5. Real Madrid x Atlético de Madrid (26/01/2023)

Antes do clássico, válido pela Copa do Rei, Madri amanheceu com um boneco simulando Vini, pendurado numa ponte. LaLiga apresentou uma queixa ao Tribunal de Instrução de Madri. O processo segue em andamento para identificar responsáveis.

6. Mallorca x Real Madrid (05/02/2023)

Outro ataque racista no estádio Son Moix: um torcedor gritou “macaco” para Vinícius Junior. O caso foi relatado novamente e o processo foi aberto. Através de um vídeo no TikTok, o autor foi identificado. Ele já havia proferido ataques racistas ao jogador “Chukwueze dias antes.
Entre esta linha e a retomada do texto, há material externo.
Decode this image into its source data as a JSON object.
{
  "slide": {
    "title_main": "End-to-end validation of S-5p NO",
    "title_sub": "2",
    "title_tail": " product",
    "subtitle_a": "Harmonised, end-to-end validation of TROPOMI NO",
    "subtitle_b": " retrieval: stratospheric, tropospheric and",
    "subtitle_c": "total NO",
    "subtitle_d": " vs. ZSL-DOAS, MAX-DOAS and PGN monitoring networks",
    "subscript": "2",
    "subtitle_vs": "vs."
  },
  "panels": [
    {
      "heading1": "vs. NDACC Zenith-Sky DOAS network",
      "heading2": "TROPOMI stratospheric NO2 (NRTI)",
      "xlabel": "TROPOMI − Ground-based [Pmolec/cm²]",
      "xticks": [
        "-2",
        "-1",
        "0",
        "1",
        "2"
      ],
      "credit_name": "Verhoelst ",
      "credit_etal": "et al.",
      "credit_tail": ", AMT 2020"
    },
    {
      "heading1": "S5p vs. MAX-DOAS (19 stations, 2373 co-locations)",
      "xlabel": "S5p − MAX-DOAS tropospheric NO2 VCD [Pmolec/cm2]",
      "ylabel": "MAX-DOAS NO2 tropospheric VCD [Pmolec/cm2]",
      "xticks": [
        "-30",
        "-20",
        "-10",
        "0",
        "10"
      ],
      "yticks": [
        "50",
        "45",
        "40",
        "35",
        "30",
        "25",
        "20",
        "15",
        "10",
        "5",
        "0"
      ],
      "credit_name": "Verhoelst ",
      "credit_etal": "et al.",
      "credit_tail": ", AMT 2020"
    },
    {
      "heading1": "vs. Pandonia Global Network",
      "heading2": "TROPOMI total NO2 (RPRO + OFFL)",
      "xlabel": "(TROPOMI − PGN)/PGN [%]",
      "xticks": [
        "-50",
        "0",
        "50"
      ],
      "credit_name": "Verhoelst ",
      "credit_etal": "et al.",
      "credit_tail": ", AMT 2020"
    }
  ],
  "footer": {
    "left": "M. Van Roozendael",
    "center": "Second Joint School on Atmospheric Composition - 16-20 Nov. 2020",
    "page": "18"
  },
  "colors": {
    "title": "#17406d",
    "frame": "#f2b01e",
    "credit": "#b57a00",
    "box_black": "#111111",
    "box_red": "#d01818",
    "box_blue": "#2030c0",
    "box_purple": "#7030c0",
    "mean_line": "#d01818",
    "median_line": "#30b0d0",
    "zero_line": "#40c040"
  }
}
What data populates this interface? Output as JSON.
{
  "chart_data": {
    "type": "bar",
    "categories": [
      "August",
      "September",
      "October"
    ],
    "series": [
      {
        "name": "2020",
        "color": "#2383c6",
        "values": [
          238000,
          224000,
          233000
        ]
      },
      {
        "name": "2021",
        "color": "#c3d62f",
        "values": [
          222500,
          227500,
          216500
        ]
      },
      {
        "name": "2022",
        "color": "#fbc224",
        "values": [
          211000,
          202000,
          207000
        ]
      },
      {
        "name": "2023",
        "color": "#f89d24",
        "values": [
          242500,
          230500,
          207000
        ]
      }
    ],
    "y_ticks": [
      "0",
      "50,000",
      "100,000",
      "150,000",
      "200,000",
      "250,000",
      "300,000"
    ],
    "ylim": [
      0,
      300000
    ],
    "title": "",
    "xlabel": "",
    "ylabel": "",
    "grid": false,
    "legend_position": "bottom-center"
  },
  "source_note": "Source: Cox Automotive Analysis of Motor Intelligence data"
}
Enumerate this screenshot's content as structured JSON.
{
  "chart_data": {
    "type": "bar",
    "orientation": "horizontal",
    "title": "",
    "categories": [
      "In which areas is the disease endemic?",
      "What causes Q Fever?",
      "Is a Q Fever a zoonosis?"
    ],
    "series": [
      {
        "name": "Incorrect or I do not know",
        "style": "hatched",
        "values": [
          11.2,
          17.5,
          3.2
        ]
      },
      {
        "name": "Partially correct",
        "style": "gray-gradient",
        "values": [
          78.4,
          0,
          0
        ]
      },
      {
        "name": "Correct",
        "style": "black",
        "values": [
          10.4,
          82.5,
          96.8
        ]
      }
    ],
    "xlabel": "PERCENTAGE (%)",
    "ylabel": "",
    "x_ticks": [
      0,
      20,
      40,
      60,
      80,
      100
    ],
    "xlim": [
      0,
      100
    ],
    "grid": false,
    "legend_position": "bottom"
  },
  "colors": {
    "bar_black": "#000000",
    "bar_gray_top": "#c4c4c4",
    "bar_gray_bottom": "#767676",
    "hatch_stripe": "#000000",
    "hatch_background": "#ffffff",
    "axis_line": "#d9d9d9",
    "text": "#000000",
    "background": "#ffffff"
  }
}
O torcedor perdeu a carteira de sócio por três anos. Além disso, a Comissão Anti-Violência impôs uma multa de R$ 22 mil e um ano de banimento de qualquer instalação esportiva.

7. Osasuna x Real Madrid (18/02/2023)

Ofensas racistas foram proferidas contra a estrela brasileira no estádio El Sadar. Os atos foram denunciados pela LaLiga perante os tribunais de instrução de Pamplona. Os autores ainda não foram identificados.

8. Betis x Real Madrid (05/03/2023)

Gritos de “macaco” foram dirigidos a Vinícius Junior nas arquibancadas do estádio Benito Villamarín. LaLiga apresentou denúncia ao tribunal investigativo de Sevilha após detectar o autor dos insultos.

9. Barcelona x Real Madrid (19/03/2023) Mais uma vez no clássico contra o Barça gritos de “macaco” e “morra” para Vinícius Junior foram ouvidos nas arquibancadas do Camp Nou. O caso foi denunciado nos tribunais de instrução de Barcelona.

10. Valencia x Real Madrid (21/05/2023) No domingo, Vini acusou parte da torcida do Valencia de chamá-lo de “macaco” no segundo tempo. O jogo chegou a ficar paralisado por cerca de oito minutos. Nos minutos finais, o brasileiro foi expulso após confusão com o goleiro Mamardashvili.